7 = the number of people on our team of 34 who are either losing too much weight (adults) or not gaining normally (children and pregnant woman). We had a “health day” on Saturday, a day-long open house of check-ups, blood pressures, immunization advice, prayer. Soberingly, a significant portion of our newest members are not exactly thriving here. We need prayer and calories. The issue is complex: partly a matter of adjusting to new foods and tastes and habits, partly the bulky nature of local foods (filling without being very nutritious), partly the reality that food planning and preparation consumes hours rather than minutes of the day’s schedule, partly the increased body demand accompanying frequent minor illnesses and moving everywhere on foot and bike. The American perspective would be: so this is a problem? But the reality is that we have to keep tabs on a person’s ability to survive here, and if we see kids dwindling we can’t ignore the problem. Life requires such effort here. Sigh.
2 = the number of team boys who turned 4 this week, celebrated by a joint birthday party complete with two cakes (a monkey and a tiger).
18 = the number of girls in the S4 class at Christ School beginning O-Level exams today, out of 43 in the class. Last year we had exactly two girls, both were in my cell group, and both were from outside of Bundibugyo.
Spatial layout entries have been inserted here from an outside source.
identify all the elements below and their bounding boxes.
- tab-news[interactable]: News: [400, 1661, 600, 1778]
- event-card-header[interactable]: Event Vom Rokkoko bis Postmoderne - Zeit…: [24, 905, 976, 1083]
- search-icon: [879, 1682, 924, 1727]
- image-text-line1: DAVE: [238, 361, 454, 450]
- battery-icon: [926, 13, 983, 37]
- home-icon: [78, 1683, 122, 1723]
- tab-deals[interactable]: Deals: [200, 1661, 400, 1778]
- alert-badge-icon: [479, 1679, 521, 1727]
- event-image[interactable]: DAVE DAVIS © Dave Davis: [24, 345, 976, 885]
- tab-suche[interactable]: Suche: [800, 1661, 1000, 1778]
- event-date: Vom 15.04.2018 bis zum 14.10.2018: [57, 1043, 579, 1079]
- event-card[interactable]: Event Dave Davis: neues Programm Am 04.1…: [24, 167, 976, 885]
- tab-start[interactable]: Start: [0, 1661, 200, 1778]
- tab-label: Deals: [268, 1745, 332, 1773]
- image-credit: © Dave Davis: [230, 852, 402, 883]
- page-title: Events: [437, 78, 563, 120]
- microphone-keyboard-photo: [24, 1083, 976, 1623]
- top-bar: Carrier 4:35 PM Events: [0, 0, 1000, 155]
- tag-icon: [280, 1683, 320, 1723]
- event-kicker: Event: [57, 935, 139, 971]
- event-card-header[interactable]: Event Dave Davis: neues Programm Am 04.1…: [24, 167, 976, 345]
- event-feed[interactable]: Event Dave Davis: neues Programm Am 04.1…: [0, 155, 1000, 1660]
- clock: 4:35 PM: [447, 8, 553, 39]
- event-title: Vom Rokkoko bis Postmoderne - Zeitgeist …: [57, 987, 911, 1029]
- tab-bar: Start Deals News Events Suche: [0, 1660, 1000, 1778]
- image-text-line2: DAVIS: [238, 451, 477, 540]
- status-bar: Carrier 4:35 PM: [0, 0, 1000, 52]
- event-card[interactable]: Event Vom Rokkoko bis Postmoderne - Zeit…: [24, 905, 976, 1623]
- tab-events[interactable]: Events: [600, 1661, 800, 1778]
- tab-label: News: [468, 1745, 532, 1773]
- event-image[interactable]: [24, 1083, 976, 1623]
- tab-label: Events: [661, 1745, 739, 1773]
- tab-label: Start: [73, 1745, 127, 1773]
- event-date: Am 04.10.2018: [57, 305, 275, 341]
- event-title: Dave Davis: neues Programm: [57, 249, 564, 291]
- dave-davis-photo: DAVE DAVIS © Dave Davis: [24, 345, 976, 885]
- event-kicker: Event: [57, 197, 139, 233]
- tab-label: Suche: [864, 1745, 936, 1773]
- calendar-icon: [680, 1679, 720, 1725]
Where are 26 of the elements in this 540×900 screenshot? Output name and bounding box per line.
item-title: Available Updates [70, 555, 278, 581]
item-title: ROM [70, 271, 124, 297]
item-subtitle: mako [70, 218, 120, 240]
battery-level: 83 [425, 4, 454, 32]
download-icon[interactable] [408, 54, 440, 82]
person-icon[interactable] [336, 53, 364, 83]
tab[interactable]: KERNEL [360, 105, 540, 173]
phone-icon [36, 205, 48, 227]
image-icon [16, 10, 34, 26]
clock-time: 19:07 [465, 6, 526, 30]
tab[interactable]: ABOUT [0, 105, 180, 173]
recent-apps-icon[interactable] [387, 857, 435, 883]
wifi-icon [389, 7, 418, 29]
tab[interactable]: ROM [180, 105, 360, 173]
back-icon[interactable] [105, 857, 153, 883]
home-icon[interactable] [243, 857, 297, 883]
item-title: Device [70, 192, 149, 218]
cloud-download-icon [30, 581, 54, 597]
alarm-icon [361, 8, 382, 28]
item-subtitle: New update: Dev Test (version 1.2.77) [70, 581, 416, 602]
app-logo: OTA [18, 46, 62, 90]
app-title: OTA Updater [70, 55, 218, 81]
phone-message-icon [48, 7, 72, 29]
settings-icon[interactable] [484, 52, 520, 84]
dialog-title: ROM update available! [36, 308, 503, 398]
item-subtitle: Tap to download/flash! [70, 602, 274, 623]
So 18 is a very encouraging trend. These exams involve about a dozen 3-hour (each) papers in eight or nine subjects spread out over almost a month. Which is to say, they are an intense experience, and all of a student’s future educational opportunities are determined by the scores. Pray.
14 = the number of kilograms Kabasunguzi Grace weighs, at age 11. That’s the average for a 3-year-old girl. She is gaunt, movement is painful, yet she cheerfully thanks me every day for coming to see her. I am praying for a miracle and doing my best to give her rational and adequate care.
That’s a numerical wrap-up of Monday, sparing you any real math from my teaching 5th grade at RMS of course.